Infância: fonte de aprendizado e desenvolvimento emocional

Autor: Daniela Mascarenhos - estagiária de jornalismo

O Estatuto da Criança e do Adolescente (ECA) define que eles são seres dignos de respeito. Mesmo assim, nossa cultura por vezes ainda insiste em olhar para a criança como um ser à parte de tudo. Alguém que não entende, que não escuta, esquece rápido.

Ao contrário desse entendimento, é na infância que a criança recebe sua maior fonte de aprendizado. Do zero aos seis anos, temos a base que será levada para toda a nossa vida. Dos sete aos 12, aperfeiçoamos tudo o que foi desenvolvido por meio do afeto e do respeito, principalmente. Nesse cenário, compreende-se a família como um dos fatores primordiais para que dali surja um futuro adulto responsável com ele mesmo e com os demais.

Segundo a especialista em neurociência, educação e desenvolvimento infantil Gabriela Arruda, embora os conflitos façam parte do dia a dia, o respeito deve prevalecer. “Uma criança que cresce em meio às brigas dos pais ou que os pais mantêm o casamento só por ela, vai desenvolver uma ideia conturbada do que é uma família.

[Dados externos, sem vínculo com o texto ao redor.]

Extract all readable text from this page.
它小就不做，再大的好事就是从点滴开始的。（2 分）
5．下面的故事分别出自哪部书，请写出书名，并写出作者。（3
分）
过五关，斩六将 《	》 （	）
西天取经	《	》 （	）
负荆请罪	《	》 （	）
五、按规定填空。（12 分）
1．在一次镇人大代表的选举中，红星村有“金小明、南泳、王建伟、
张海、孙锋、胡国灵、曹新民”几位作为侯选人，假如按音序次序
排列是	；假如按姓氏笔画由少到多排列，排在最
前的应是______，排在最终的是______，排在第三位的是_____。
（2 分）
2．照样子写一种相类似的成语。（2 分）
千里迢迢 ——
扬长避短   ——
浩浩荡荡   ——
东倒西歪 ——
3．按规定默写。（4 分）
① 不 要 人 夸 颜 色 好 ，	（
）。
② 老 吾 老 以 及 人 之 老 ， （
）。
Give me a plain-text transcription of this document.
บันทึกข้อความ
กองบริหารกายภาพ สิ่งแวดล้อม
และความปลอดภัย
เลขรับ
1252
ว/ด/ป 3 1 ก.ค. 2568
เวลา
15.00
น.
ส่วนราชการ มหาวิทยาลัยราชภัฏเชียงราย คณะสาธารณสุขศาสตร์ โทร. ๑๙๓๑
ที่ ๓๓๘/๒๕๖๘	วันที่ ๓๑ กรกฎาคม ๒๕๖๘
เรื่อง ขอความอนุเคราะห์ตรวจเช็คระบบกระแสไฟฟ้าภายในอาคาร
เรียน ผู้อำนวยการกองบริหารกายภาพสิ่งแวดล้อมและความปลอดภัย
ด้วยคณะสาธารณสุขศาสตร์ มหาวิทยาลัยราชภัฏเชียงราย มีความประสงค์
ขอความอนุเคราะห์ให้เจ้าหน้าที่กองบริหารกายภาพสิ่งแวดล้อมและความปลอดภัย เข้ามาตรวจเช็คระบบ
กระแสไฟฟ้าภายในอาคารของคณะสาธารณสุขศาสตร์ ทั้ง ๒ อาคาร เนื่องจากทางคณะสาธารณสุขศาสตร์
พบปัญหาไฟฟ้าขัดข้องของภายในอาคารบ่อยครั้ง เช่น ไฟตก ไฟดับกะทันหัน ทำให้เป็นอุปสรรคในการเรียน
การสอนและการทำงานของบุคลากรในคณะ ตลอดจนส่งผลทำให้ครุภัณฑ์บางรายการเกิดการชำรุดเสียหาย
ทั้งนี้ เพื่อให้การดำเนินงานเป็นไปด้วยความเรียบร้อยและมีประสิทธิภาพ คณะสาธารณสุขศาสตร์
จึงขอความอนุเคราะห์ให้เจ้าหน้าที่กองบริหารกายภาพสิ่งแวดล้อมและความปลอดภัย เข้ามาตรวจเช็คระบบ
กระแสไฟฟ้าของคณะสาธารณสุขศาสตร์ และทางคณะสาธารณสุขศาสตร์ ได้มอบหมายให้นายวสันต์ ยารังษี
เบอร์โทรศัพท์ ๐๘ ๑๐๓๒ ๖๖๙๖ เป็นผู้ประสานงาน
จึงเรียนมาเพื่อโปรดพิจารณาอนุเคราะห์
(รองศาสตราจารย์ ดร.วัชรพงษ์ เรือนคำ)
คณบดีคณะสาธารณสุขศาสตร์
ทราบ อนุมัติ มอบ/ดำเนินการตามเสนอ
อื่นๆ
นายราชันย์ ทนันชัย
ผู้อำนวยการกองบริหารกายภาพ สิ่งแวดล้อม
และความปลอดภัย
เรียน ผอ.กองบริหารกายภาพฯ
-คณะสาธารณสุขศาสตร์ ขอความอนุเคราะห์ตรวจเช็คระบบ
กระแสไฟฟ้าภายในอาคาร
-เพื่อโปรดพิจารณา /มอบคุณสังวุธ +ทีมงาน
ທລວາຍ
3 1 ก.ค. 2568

Ou, até mesmo, brigas frequentes de familiares, a violência física, verbal e até psicológica influenciam e muito no futuro daquela criança”.

Gabriela pontua que hoje os casos mais recorrentes são os de violência verbal e psicológica: “Embora não se considere, é violência sim! Um pai ofender, humilhar, constranger, ameaçar ou chantagear uma criança, é um tipo de violência psicológica”.

Uma criança que convive com a constante repetição desses atos, tende a crescer com menor aptidão no controle das suas emoções, “ela vai estar sempre com medo, insegura e isso afeta também o desenvolvimento cognitivo dela, assim como sua parte de socialização e tantos outros fatores”, complementa a especialista.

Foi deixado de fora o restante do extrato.